These figures were generated with a set of Python libraries that stores the SPARQL queries results (SPARQLWrapper (https://sparqlwrapper.readthedocs.io/)) in a geo data frame (geopandas (https://geopandas.org/)) and plot them into canvases (matplotlib (https://matplotlib.org/)). Similar figures were produced using distinct KPIs to complement the data validation reports into a final data set evaluation asset.

Linking. After putting the triples together for the first time, certain entities were identified as potentially linkable to other data sets. The geographical features entities generated after the first iteration corresponded to that of the Geonames Spain regions, Catalonian provinces and municipalities data (GN) data set. While working at a municipality level, a reconciliation against the scope region was driven using the OpenRefine tool with its RDF extension. The datatype properties containing the names of the municipalities from the Spanish administrative units’ geographical limits data (IGN) data set were compared against those of the GN data set with an automatic matching of 925 out of 948 entities. The remaining 23 entities were matched manually to ensure completeness. Listing 7 captured the automatic reconciliation operation which can be reused if future updates on the sources occur.
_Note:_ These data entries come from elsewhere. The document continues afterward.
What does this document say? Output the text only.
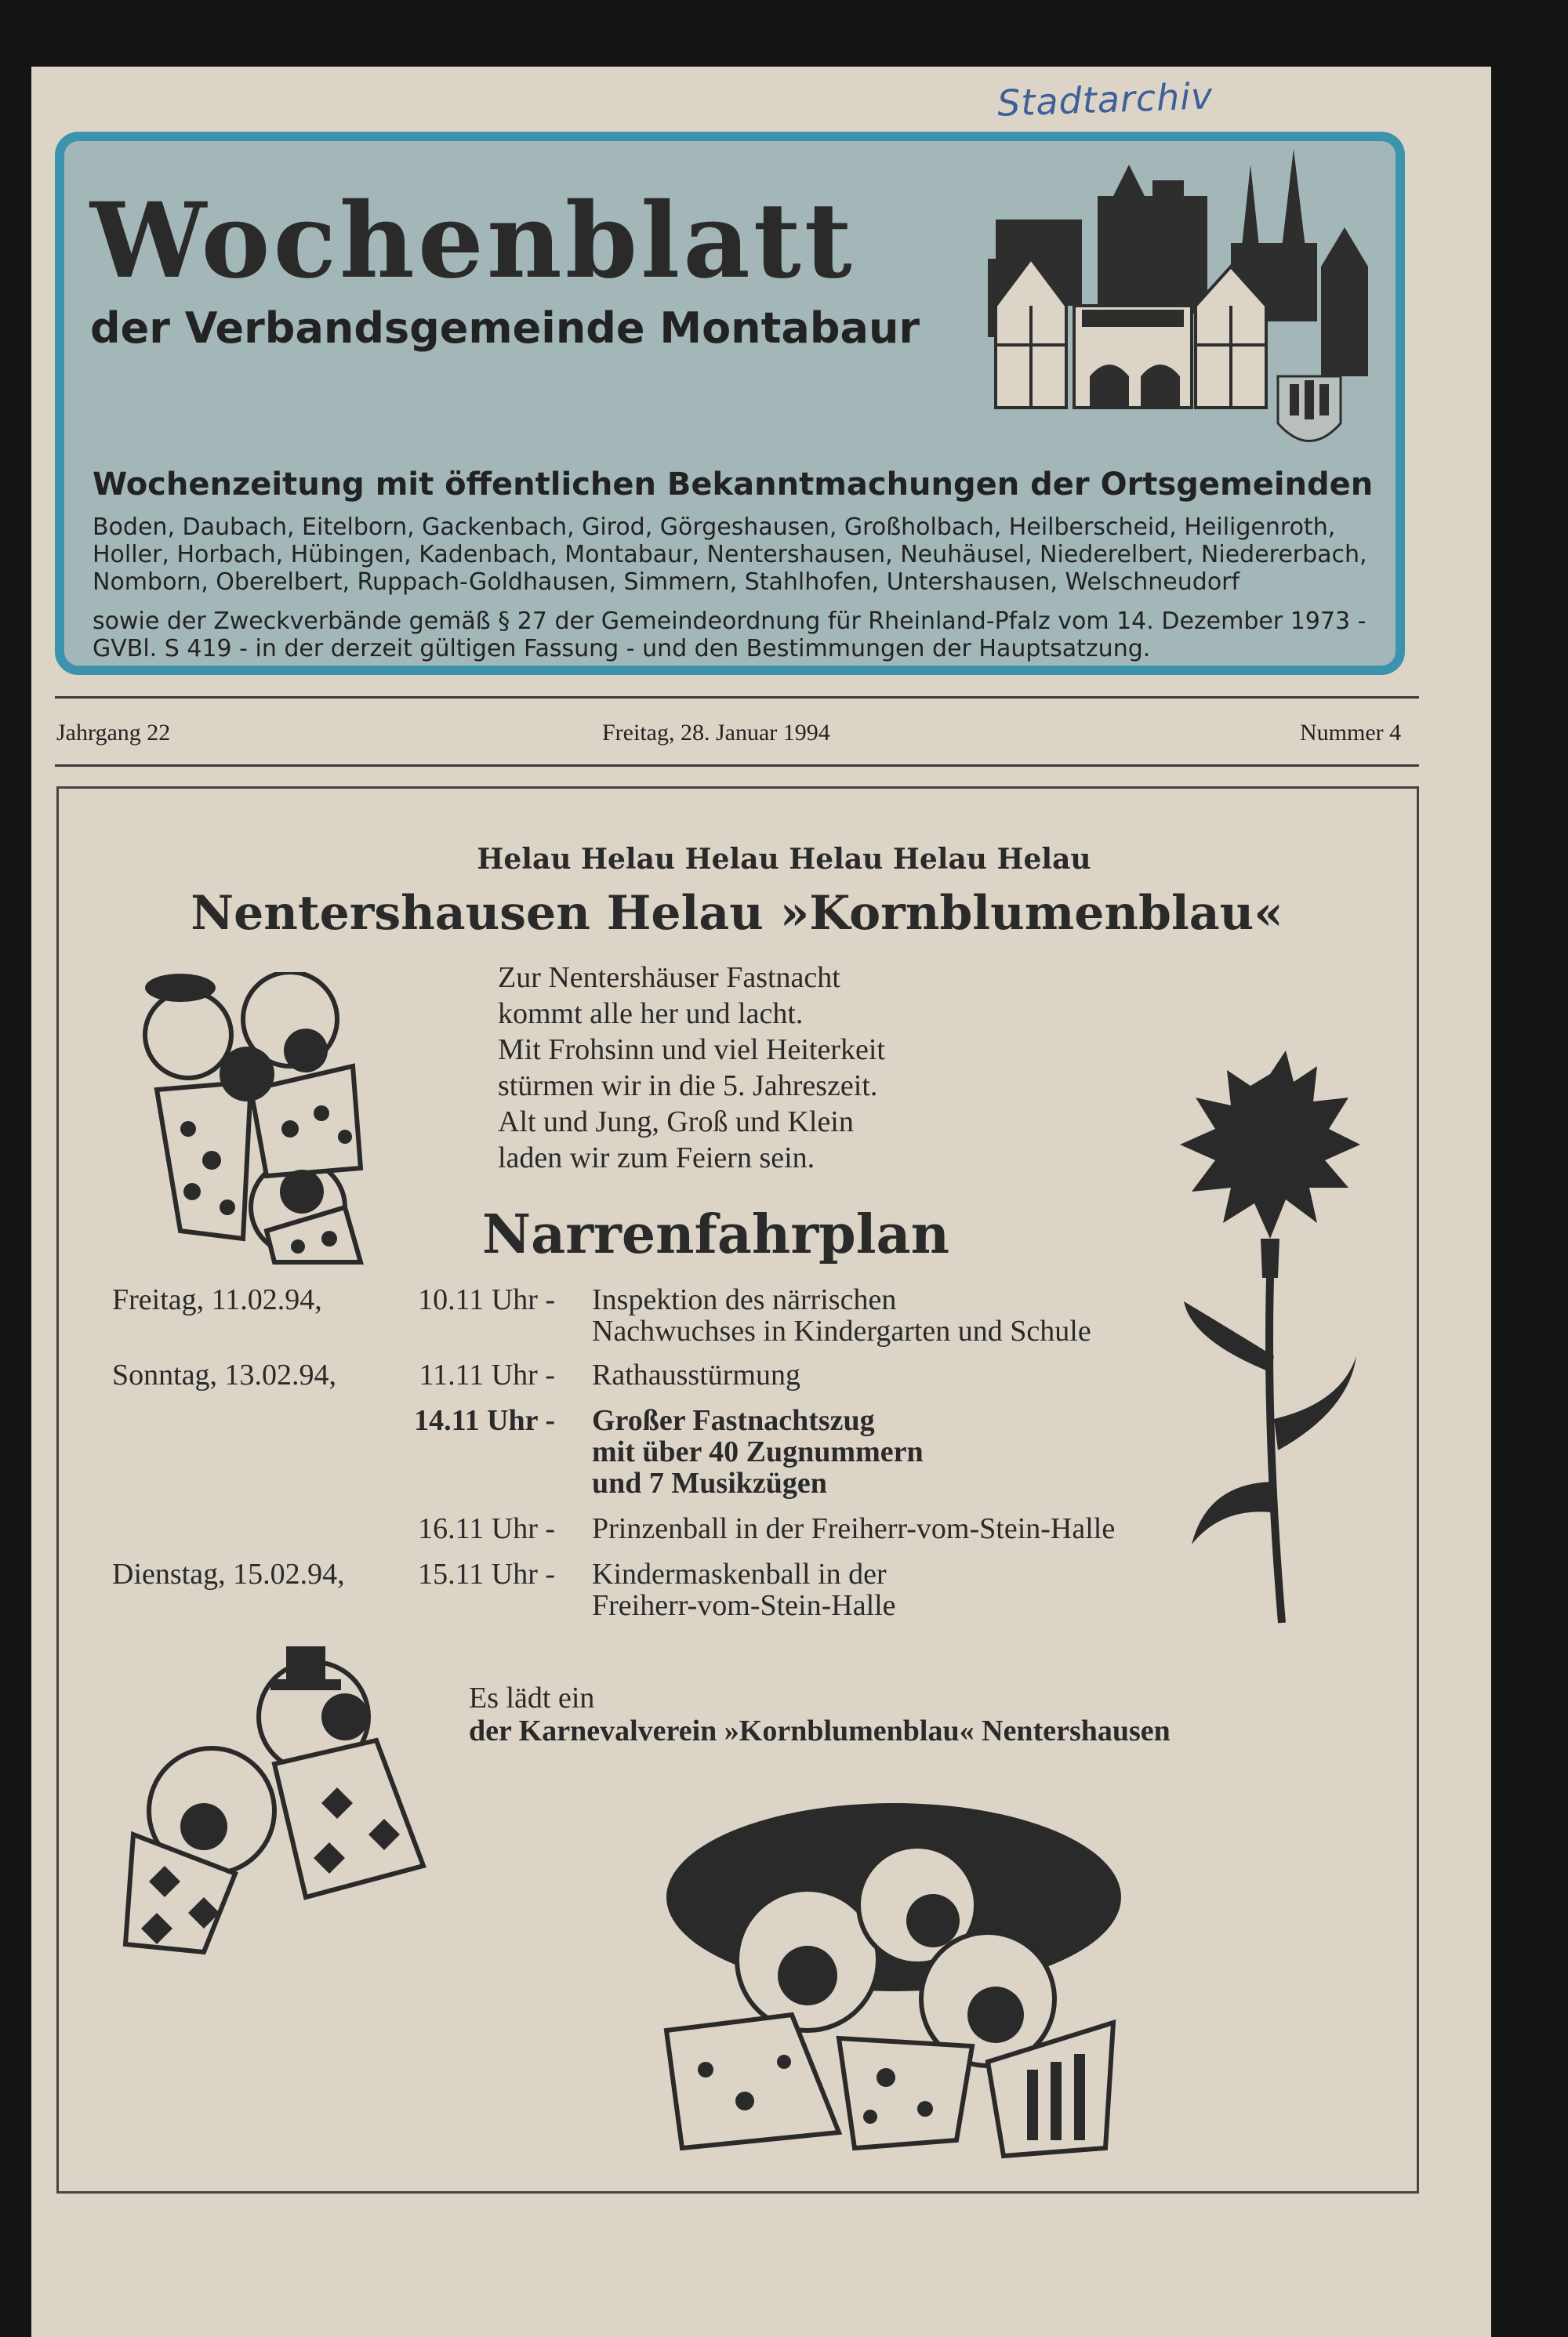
Stadtarchiv
Wochenblatt
der Verbandsgemeinde Montabaur
Wochenzeitung mit öffentlichen Bekanntmachungen der Ortsgemeinden
Boden, Daubach, Eitelborn, Gackenbach, Girod, Görgeshausen, Großholbach, Heilberscheid, Heiligenroth, Holler, Horbach, Hübingen, Kadenbach, Montabaur, Nentershausen, Neuhäusel, Niederelbert, Niedererbach, Nomborn, Oberelbert, Ruppach-Goldhausen, Simmern, Stahlhofen, Untershausen, Welschneudorf
sowie der Zweckverbände gemäß § 27 der Gemeindeordnung für Rheinland-Pfalz vom 14. Dezember 1973 - GVBl. S 419 - in der derzeit gültigen Fassung - und den Bestimmungen der Hauptsatzung.
Jahrgang 22	Freitag, 28. Januar 1994	Nummer 4
Helau Helau Helau Helau Helau Helau
Nentershausen Helau »Kornblumenblau«
Zur Nentershäuser Fastnacht
kommt alle her und lacht.
Mit Frohsinn und viel Heiterkeit
stürmen wir in die 5. Jahreszeit.
Alt und Jung, Groß und Klein
laden wir zum Feiern sein.
Narrenfahrplan
Freitag, 11.02.94,	10.11 Uhr - Inspektion des närrischen
Nachwuchses in Kindergarten und Schule
Sonntag, 13.02.94,	11.11 Uhr - Rathausstürmung
14.11 Uhr - Großer Fastnachtszug
mit über 40 Zugnummern
und 7 Musikzügen
16.11 Uhr - Prinzenball in der Freiherr-vom-Stein-Halle
Dienstag, 15.02.94,	15.11 Uhr - Kindermaskenball in der
Freiherr-vom-Stein-Halle
Es lädt ein
der Karnevalverein »Kornblumenblau« Nentershausen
Listing 7. A reusable automatic reconciliation operation extract generated with OpenRefine.

  1 [
  2 {
  3 "op": "core/recon",
  4 "engineConfig": {
  5 "facets": [],
  6 "mode": "row−based"
  7 },
  8 "columnName": "http://www.w3.org/2000/01/rdf−schema#label",
  9 "config": {
10 "mode": "standard−service",
11 "service": "http://127.0.0.1:3333/extension/rdf−extension/services/gn−
municipality",
12 "identifierSpace": "http://www.ietf.org/rfc/rfc3986",
13 "schemaSpace": "http://www.ietf.org/rfc/rfc3986",
14 "type": {
15 "id": "https://www.geonames.org/ontology#Feature",
16 "name": "https://www.geonames.org/ontology#Feature"
17 },
18 "autoMatch": true,
19 "columnDetails": [],
20 "limit": 0
21 },
22 "description": "Reconcile cells in column http://www.w3.org/2000/01/rdf−
schema#label to type https://www.geonames.org/ontology#Feature"
23 }
24 ]

Later, the selected tool’s extension was configured to generate the owl:SameAs triples that linked the entities’ URIs.

As we wanted to keep instances for both data sources, the IGN municipalities entities were linked to that of DGC’s using the same approach. This time, both sets of instances belong to the just generated RDF data instead of external sources.

Afterwards, all the new triples were loaded into the triplestore whose reasoning engine inferred automatically owl:sameAs facts; thus, enabling querying information of a single entity from multiple URIs.

4.6. Publish

Ontology publication. During the project evolution, a version control system was used that at the same time acted as a publication repository (https://github.com/biggproject/Ontology/tree/v1.1/BIGGstd).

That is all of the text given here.